Der 26. Oktober 2011 war ein besonderer Tag für den Deutschen Bundestag. Oppositionsführer Frank-Walter Steinmeier begann mit einer kalten Dusche.

„Das ist ein besonderer Tag, nicht nur für Europa, sondern auch für uns Deutsche. Griechenland ist ohne fremde Hilfe zahlungsunfähig. Italien ist seit Monaten politisch nahezu führungslos. In Portugal ist eine Regierung schon aus dem Amt. In Spanien steht ein Regierungswechsel bevor. Frankreich ringt um seine Bonität. Die europäischen Institutionen wirken hilflos, sind kaum sichtbar, und überall in Europa haben die Menschen Sorge um ihren Wohlstand … Das europäische Projekt steht auf der Kippe“. (Protokoll 135. Sitzung 26.Oktober 2011).

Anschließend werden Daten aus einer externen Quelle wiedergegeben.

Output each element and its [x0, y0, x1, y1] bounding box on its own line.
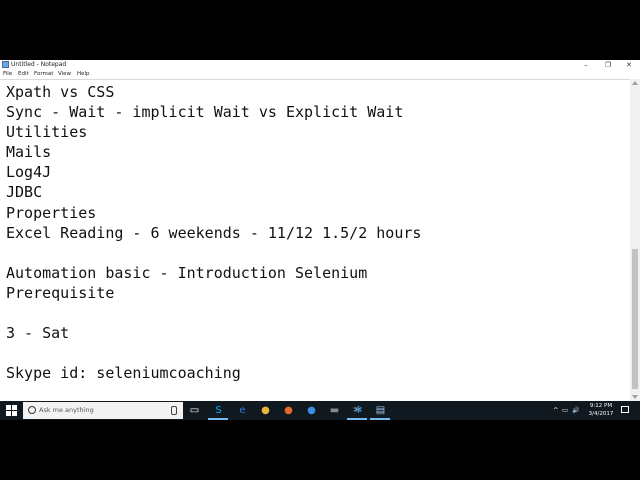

Bundeskanzlerin Merkel würdigte „das politische Signal, das heute der Deutsche Bundestag mit einem gemeinsamen Antrag von CDU/CSU, SPD, FDP und Bündnis 90/Die Grünen an die Menschen in Deutschland, nach Europa und in die Welt aussendet … Er sendet die Botschaft aus, dass Deutschland parteiübergreifend das europäische Einigungswerk schützt und für dieses Ziel zusammensteht.“

Und diese Botschaft zeigt offenbar Wirkung bei den anschließenden Verhandlungen des Rates und der Euro-Gruppe in Brüssel. Viele Bürger werden sich nicht von Kommentaren einiger bekannter Journalisten beeindrucken lassen. Diese reichen von wuchtigen Aussagen wie „Die politische Analyse wäre, dass heute Abend wahrscheinlich keine Beschlüsse gefasst werden“ (Jan-Christoph Nüse, ZDF, Brüssel, 26.10.11). Dann sehen wir süffisantes Mienenspiel Frau Slomkas. Und schliesslich zur untersten Stufe der FAZ: „Das Pathos, mit dem Angela Merkel vorab den Bundestag auf die Brüsseler Beschlüsse einschwor, hatte etwas Unehrliches.“ Unehrlich ist vor allem die versteckte Euro-Feindlichkeit bei der FAZ.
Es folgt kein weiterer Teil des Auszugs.